The First 150 Competition Is Already Underway

ShoStak is kicking things off with its First 150 Competition, giving filmmakers a chance to present their story worlds and compete for the opportunity to move into production.

Projects are introduced as series concepts or pilots, then advance through multiple stages. Audience voting plays a role, but it is only part of the process.

Selections are ultimately shaped by a mix of audience engagement, creative execution, and overall project readiness. It is not just about popularity. It is about building something that can actually move forward.

For creators, it is a rare chance to get in front of both an audience and a structured development path at the same time.

One Platform, Built Around a New Model

Everything now lives under ShoStak.tv, where both creators and audiences come together.

Creators can sign up, develop their projects, and begin building their audience. Viewers can discover new series, follow story worlds, and engage with projects as they evolve.

ShoStak describes this as a cinematic ecosystem. Stories are not treated as disposable content designed to spike and disappear. They are built to grow over time.

And that growth happens in public.

Ownership Without Losing Structure

One of ShoStak’s core ideas is giving creators more control over what they build.

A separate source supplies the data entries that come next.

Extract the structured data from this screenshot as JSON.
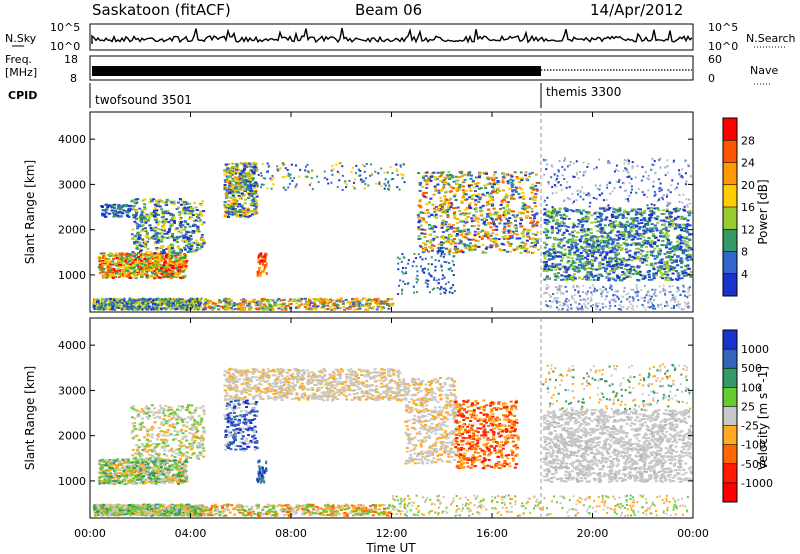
{
  "header": {
    "station": "Saskatoon (fitACF)",
    "beam": "Beam 06",
    "date": "14/Apr/2012"
  },
  "top_strips": {
    "left_labels": {
      "nsky": "N.Sky",
      "freq_line1": "Freq.",
      "freq_line2": "[MHz]",
      "cpid": "CPID"
    },
    "right_labels": {
      "nsearch": "N.Search",
      "nave": "Nave"
    },
    "noise_axis": {
      "left_ticks": [
        "10^5",
        "10^0"
      ],
      "right_ticks": [
        "10^5",
        "10^0"
      ]
    },
    "freq_axis": {
      "left_ticks": [
        "18",
        "8"
      ],
      "right_ticks": [
        "60",
        "0"
      ]
    },
    "cpid_segments": [
      {
        "label": "twofsound 3501",
        "start_hour": 0,
        "end_hour": 18
      },
      {
        "label": "themis 3300",
        "start_hour": 18,
        "end_hour": 24
      }
    ]
  },
  "power_colorbar": {
    "title": "Power [dB]",
    "ticks": [
      "28",
      "24",
      "20",
      "16",
      "12",
      "8",
      "4"
    ],
    "colors": [
      "#ff0000",
      "#ff5500",
      "#ff9900",
      "#ffcc00",
      "#99cc33",
      "#339966",
      "#3366cc",
      "#1a33cc"
    ]
  },
  "velocity_colorbar": {
    "title": "Velocity [m s^-1]",
    "ticks": [
      "1000",
      "500",
      "100",
      "25",
      "-25",
      "-100",
      "-500",
      "-1000"
    ],
    "colors": [
      "#1a33cc",
      "#3366bb",
      "#339966",
      "#66cc33",
      "#c8c8c8",
      "#ffaa22",
      "#ff6600",
      "#ff1a00",
      "#ff0000"
    ]
  },
  "chart_data": [
    {
      "type": "heatmap",
      "panel": "power",
      "ylabel": "Slant Range [km]",
      "xlim": [
        0,
        24
      ],
      "ylim": [
        180,
        4600
      ],
      "yticks": [
        1000,
        2000,
        3000,
        4000
      ],
      "x_tick_hours": [
        0,
        4,
        8,
        12,
        16,
        20,
        24
      ],
      "regions": [
        {
          "hours": [
            0.2,
            4.4
          ],
          "range_km": [
            900,
            2700
          ],
          "value": "mixed 4-28"
        },
        {
          "hours": [
            5.3,
            6.5
          ],
          "range_km": [
            2200,
            3500
          ],
          "value": "mixed 8-24"
        },
        {
          "hours": [
            6.8,
            7.3
          ],
          "range_km": [
            1000,
            1500
          ],
          "value": "24-28"
        },
        {
          "hours": [
            13.0,
            17.8
          ],
          "range_km": [
            1500,
            3400
          ],
          "value": "mixed 8-28"
        },
        {
          "hours": [
            18.0,
            24.0
          ],
          "range_km": [
            800,
            2600
          ],
          "value": "4-12"
        }
      ]
    },
    {
      "type": "heatmap",
      "panel": "velocity",
      "ylabel": "Slant Range [km]",
      "xlabel": "Time UT",
      "xlim": [
        0,
        24
      ],
      "ylim": [
        180,
        4600
      ],
      "yticks": [
        1000,
        2000,
        3000,
        4000
      ],
      "x_tick_labels": [
        "00:00",
        "04:00",
        "08:00",
        "12:00",
        "16:00",
        "20:00",
        "00:00"
      ],
      "x_tick_hours": [
        0,
        4,
        8,
        12,
        16,
        20,
        24
      ],
      "regions": [
        {
          "hours": [
            0.2,
            4.4
          ],
          "range_km": [
            900,
            2700
          ],
          "value": "-25 to 100"
        },
        {
          "hours": [
            5.3,
            12.5
          ],
          "range_km": [
            2800,
            3500
          ],
          "value": "-25 to 25"
        },
        {
          "hours": [
            14.5,
            17.0
          ],
          "range_km": [
            1300,
            2800
          ],
          "value": "-100 to -500"
        },
        {
          "hours": [
            18.0,
            24.0
          ],
          "range_km": [
            1000,
            2600
          ],
          "value": "-25 to 25"
        }
      ]
    }
  ]
}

Filmmakers are positioned to:

  • Retain ownership of their intellectual property
  • Build direct relationships with their audience
  • Grow projects based on real engagement

At the same time, this is not a free-for-all.

There is still structure. Projects are evaluated, developed, and refined through a process that blends audience input with creative and strategic decision-making.

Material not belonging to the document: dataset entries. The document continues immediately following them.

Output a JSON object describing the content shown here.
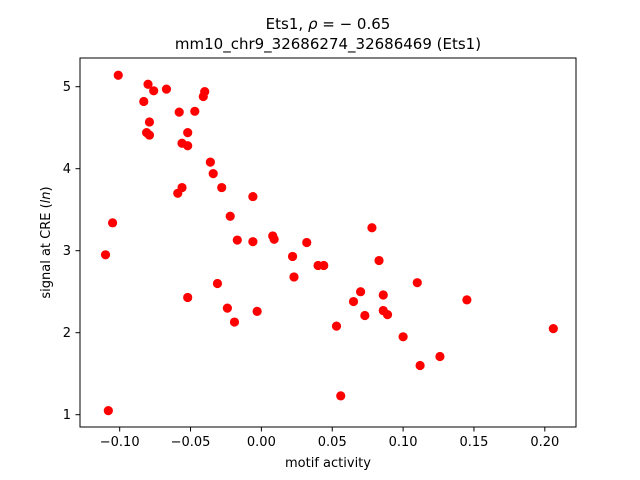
{
  "chart_data": {
    "type": "scatter",
    "title_line1_prefix": "Ets1, ",
    "title_line1_rho": "ρ",
    "title_line1_value": " = − 0.65",
    "title_line2": "mm10_chr9_32686274_32686469 (Ets1)",
    "xlabel": "motif activity",
    "ylabel_prefix": "signal at CRE (",
    "ylabel_italic": "ln",
    "ylabel_suffix": ")",
    "xlim": [
      -0.128,
      0.222
    ],
    "ylim": [
      0.85,
      5.35
    ],
    "xticks": [
      {
        "value": -0.1,
        "label": "−0.10"
      },
      {
        "value": -0.05,
        "label": "−0.05"
      },
      {
        "value": 0.0,
        "label": "0.00"
      },
      {
        "value": 0.05,
        "label": "0.05"
      },
      {
        "value": 0.1,
        "label": "0.10"
      },
      {
        "value": 0.15,
        "label": "0.15"
      },
      {
        "value": 0.2,
        "label": "0.20"
      }
    ],
    "yticks": [
      {
        "value": 1,
        "label": "1"
      },
      {
        "value": 2,
        "label": "2"
      },
      {
        "value": 3,
        "label": "3"
      },
      {
        "value": 4,
        "label": "4"
      },
      {
        "value": 5,
        "label": "5"
      }
    ],
    "grid": false,
    "marker_color": "#ff0000",
    "points": [
      [
        -0.101,
        5.14
      ],
      [
        -0.08,
        5.03
      ],
      [
        -0.076,
        4.95
      ],
      [
        -0.067,
        4.97
      ],
      [
        -0.04,
        4.94
      ],
      [
        -0.041,
        4.88
      ],
      [
        -0.083,
        4.82
      ],
      [
        -0.058,
        4.69
      ],
      [
        -0.047,
        4.7
      ],
      [
        -0.079,
        4.57
      ],
      [
        -0.081,
        4.44
      ],
      [
        -0.079,
        4.41
      ],
      [
        -0.052,
        4.44
      ],
      [
        -0.056,
        4.31
      ],
      [
        -0.052,
        4.28
      ],
      [
        -0.036,
        4.08
      ],
      [
        -0.034,
        3.94
      ],
      [
        -0.028,
        3.77
      ],
      [
        -0.056,
        3.77
      ],
      [
        -0.059,
        3.7
      ],
      [
        -0.006,
        3.66
      ],
      [
        -0.022,
        3.42
      ],
      [
        -0.105,
        3.34
      ],
      [
        -0.017,
        3.13
      ],
      [
        -0.006,
        3.11
      ],
      [
        0.008,
        3.18
      ],
      [
        0.009,
        3.14
      ],
      [
        0.032,
        3.1
      ],
      [
        0.078,
        3.28
      ],
      [
        -0.11,
        2.95
      ],
      [
        0.022,
        2.93
      ],
      [
        0.083,
        2.88
      ],
      [
        0.04,
        2.82
      ],
      [
        0.044,
        2.82
      ],
      [
        0.023,
        2.68
      ],
      [
        -0.031,
        2.6
      ],
      [
        0.11,
        2.61
      ],
      [
        0.07,
        2.5
      ],
      [
        0.086,
        2.46
      ],
      [
        -0.052,
        2.43
      ],
      [
        0.065,
        2.38
      ],
      [
        0.145,
        2.4
      ],
      [
        -0.024,
        2.3
      ],
      [
        0.086,
        2.27
      ],
      [
        -0.003,
        2.26
      ],
      [
        0.089,
        2.22
      ],
      [
        0.073,
        2.21
      ],
      [
        -0.019,
        2.13
      ],
      [
        0.053,
        2.08
      ],
      [
        0.206,
        2.05
      ],
      [
        0.1,
        1.95
      ],
      [
        0.126,
        1.71
      ],
      [
        0.112,
        1.6
      ],
      [
        0.056,
        1.23
      ],
      [
        -0.108,
        1.05
      ]
    ]
  }
}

Instead of removing the system entirely, ShoStak is reshaping how creators move through it.

Development Happens in Public

This is where things start to separate from the traditional model.

Instead of developing behind closed doors, ShoStak allows projects to evolve in front of an audience.

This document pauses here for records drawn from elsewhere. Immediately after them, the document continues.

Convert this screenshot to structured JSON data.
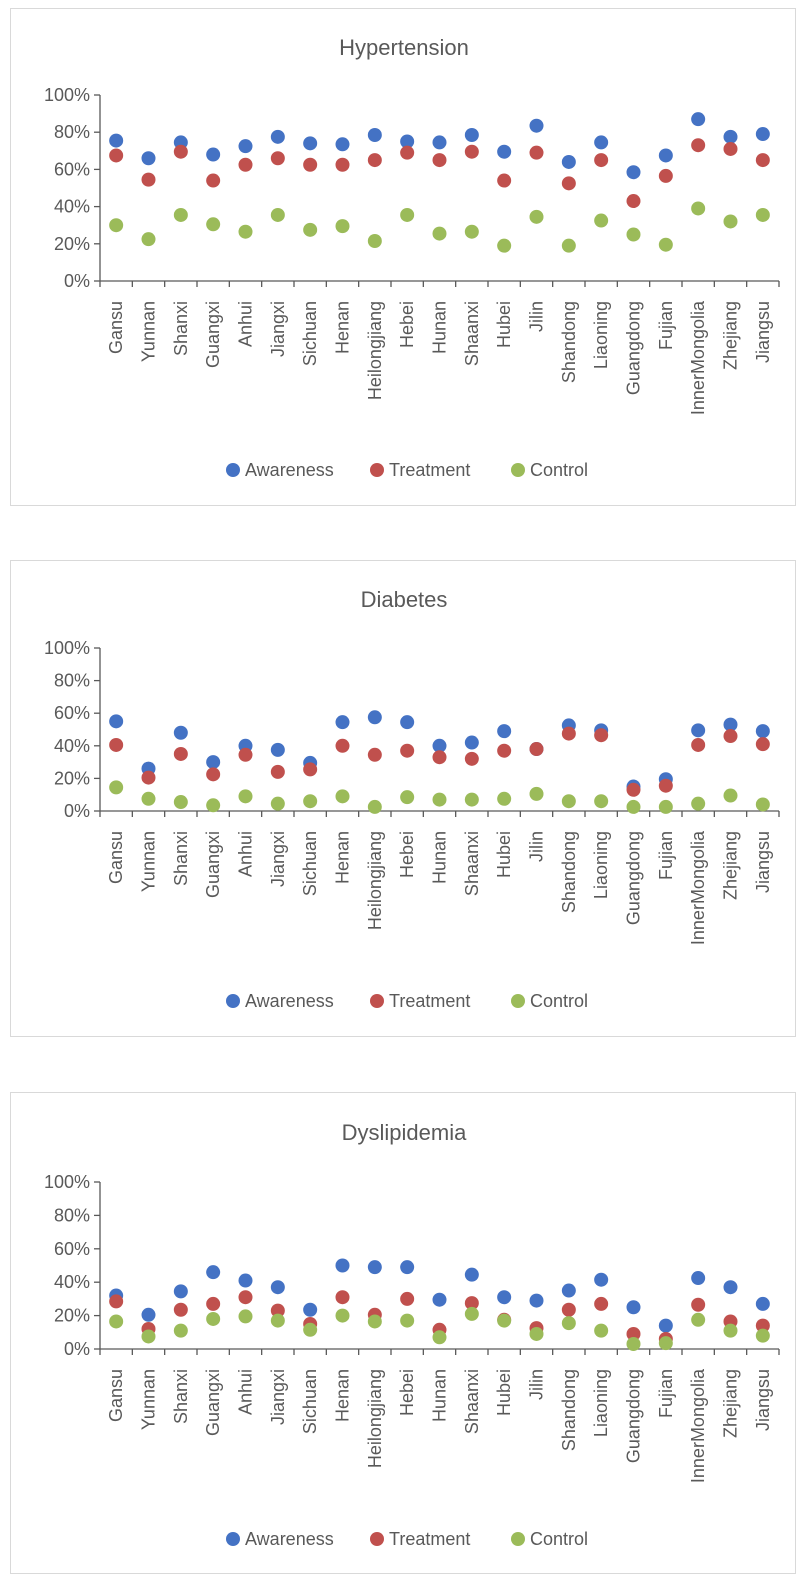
{
  "colors": {
    "awareness": "#4472C4",
    "treatment": "#C0504D",
    "control": "#9BBB59",
    "axis": "#595959"
  },
  "legend_position": "bottom",
  "chart_data": [
    {
      "type": "scatter",
      "title": "Hypertension",
      "categories": [
        "Gansu",
        "Yunnan",
        "Shanxi",
        "Guangxi",
        "Anhui",
        "Jiangxi",
        "Sichuan",
        "Henan",
        "Heilongjiang",
        "Hebei",
        "Hunan",
        "Shaanxi",
        "Hubei",
        "Jilin",
        "Shandong",
        "Liaoning",
        "Guangdong",
        "Fujian",
        "InnerMongolia",
        "Zhejiang",
        "Jiangsu"
      ],
      "ylim": [
        0,
        1
      ],
      "yticks": [
        0,
        0.2,
        0.4,
        0.6,
        0.8,
        1.0
      ],
      "ytick_labels": [
        "0%",
        "20%",
        "40%",
        "60%",
        "80%",
        "100%"
      ],
      "series": [
        {
          "name": "Awareness",
          "color": "#4472C4",
          "values": [
            0.755,
            0.66,
            0.745,
            0.68,
            0.725,
            0.775,
            0.74,
            0.735,
            0.785,
            0.75,
            0.745,
            0.785,
            0.695,
            0.835,
            0.64,
            0.745,
            0.585,
            0.675,
            0.87,
            0.775,
            0.79
          ]
        },
        {
          "name": "Treatment",
          "color": "#C0504D",
          "values": [
            0.675,
            0.545,
            0.695,
            0.54,
            0.625,
            0.66,
            0.625,
            0.625,
            0.65,
            0.69,
            0.65,
            0.695,
            0.54,
            0.69,
            0.525,
            0.65,
            0.43,
            0.565,
            0.73,
            0.71,
            0.65
          ]
        },
        {
          "name": "Control",
          "color": "#9BBB59",
          "values": [
            0.3,
            0.225,
            0.355,
            0.305,
            0.265,
            0.355,
            0.275,
            0.295,
            0.215,
            0.355,
            0.255,
            0.265,
            0.19,
            0.345,
            0.19,
            0.325,
            0.25,
            0.195,
            0.39,
            0.32,
            0.355
          ]
        }
      ]
    },
    {
      "type": "scatter",
      "title": "Diabetes",
      "categories": [
        "Gansu",
        "Yunnan",
        "Shanxi",
        "Guangxi",
        "Anhui",
        "Jiangxi",
        "Sichuan",
        "Henan",
        "Heilongjiang",
        "Hebei",
        "Hunan",
        "Shaanxi",
        "Hubei",
        "Jilin",
        "Shandong",
        "Liaoning",
        "Guangdong",
        "Fujian",
        "InnerMongolia",
        "Zhejiang",
        "Jiangsu"
      ],
      "ylim": [
        0,
        1
      ],
      "yticks": [
        0,
        0.2,
        0.4,
        0.6,
        0.8,
        1.0
      ],
      "ytick_labels": [
        "0%",
        "20%",
        "40%",
        "60%",
        "80%",
        "100%"
      ],
      "series": [
        {
          "name": "Awareness",
          "color": "#4472C4",
          "values": [
            0.55,
            0.26,
            0.48,
            0.3,
            0.4,
            0.375,
            0.295,
            0.545,
            0.575,
            0.545,
            0.4,
            0.42,
            0.49,
            0.38,
            0.525,
            0.495,
            0.15,
            0.195,
            0.495,
            0.53,
            0.49
          ]
        },
        {
          "name": "Treatment",
          "color": "#C0504D",
          "values": [
            0.405,
            0.205,
            0.35,
            0.225,
            0.345,
            0.24,
            0.255,
            0.4,
            0.345,
            0.37,
            0.33,
            0.32,
            0.37,
            0.38,
            0.475,
            0.465,
            0.13,
            0.155,
            0.405,
            0.46,
            0.41
          ]
        },
        {
          "name": "Control",
          "color": "#9BBB59",
          "values": [
            0.145,
            0.075,
            0.055,
            0.035,
            0.09,
            0.045,
            0.06,
            0.09,
            0.025,
            0.085,
            0.07,
            0.07,
            0.075,
            0.105,
            0.06,
            0.06,
            0.025,
            0.025,
            0.045,
            0.095,
            0.04
          ]
        }
      ]
    },
    {
      "type": "scatter",
      "title": "Dyslipidemia",
      "categories": [
        "Gansu",
        "Yunnan",
        "Shanxi",
        "Guangxi",
        "Anhui",
        "Jiangxi",
        "Sichuan",
        "Henan",
        "Heilongjiang",
        "Hebei",
        "Hunan",
        "Shaanxi",
        "Hubei",
        "Jilin",
        "Shandong",
        "Liaoning",
        "Guangdong",
        "Fujian",
        "InnerMongolia",
        "Zhejiang",
        "Jiangsu"
      ],
      "ylim": [
        0,
        1
      ],
      "yticks": [
        0,
        0.2,
        0.4,
        0.6,
        0.8,
        1.0
      ],
      "ytick_labels": [
        "0%",
        "20%",
        "40%",
        "60%",
        "80%",
        "100%"
      ],
      "series": [
        {
          "name": "Awareness",
          "color": "#4472C4",
          "values": [
            0.32,
            0.205,
            0.345,
            0.46,
            0.41,
            0.37,
            0.235,
            0.5,
            0.49,
            0.49,
            0.295,
            0.445,
            0.31,
            0.29,
            0.35,
            0.415,
            0.25,
            0.14,
            0.425,
            0.37,
            0.27
          ]
        },
        {
          "name": "Treatment",
          "color": "#C0504D",
          "values": [
            0.285,
            0.12,
            0.235,
            0.27,
            0.31,
            0.23,
            0.15,
            0.31,
            0.205,
            0.3,
            0.115,
            0.275,
            0.175,
            0.125,
            0.235,
            0.27,
            0.09,
            0.06,
            0.265,
            0.165,
            0.14
          ]
        },
        {
          "name": "Control",
          "color": "#9BBB59",
          "values": [
            0.165,
            0.075,
            0.11,
            0.18,
            0.195,
            0.17,
            0.115,
            0.2,
            0.165,
            0.17,
            0.07,
            0.21,
            0.17,
            0.09,
            0.155,
            0.11,
            0.03,
            0.035,
            0.175,
            0.11,
            0.08
          ]
        }
      ]
    }
  ]
}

Creators introduce their ideas, build a following, and expand their worlds over time. As engagement grows, so does the project.

It is less about waiting for approval and more about proving momentum.

Over time, that turns the platform into something larger than a development program. It becomes an open ecosystem where creators and audiences push stories forward together.

More Than Just Testing Ideas

Micro-series are a big part of ShoStak’s approach, but they are not just a testing ground.

They can be the final product.

The format allows creators to:

  • Tell complete stories in shorter form
  • Build long-term story worlds
  • Expand into larger projects when it makes sense

It is not about proving an idea and moving on. It is about giving that idea room to grow in whatever direction fits.

Why This Matters for Horror

Horror has always thrived outside the system.

Some of the most memorable films in the genre came from creators taking risks, working with limited resources, and finding their audience without waiting for permission.

ShoStak’s model fits naturally into that mindset.

It gives horror creators a space to:

  • Build original story worlds
  • Connect directly with fans
  • Grow projects without losing control

And with early content like Civilian and Liminal already rolling out, it is clear the platform is aiming for more than just quick-hit content.

A Different Path Forward

ShoStak is not trying to compete by doing the same thing better.

It is trying to change how stories are created, developed, and sustained.

By combining creator ownership, audience engagement, and a structured development path, it offers something that feels closer to a creative ecosystem than a traditional platform.

Whether it works long-term is still unknown.

But for filmmakers looking for a new way in, it is opening a door that has been closed for a long time.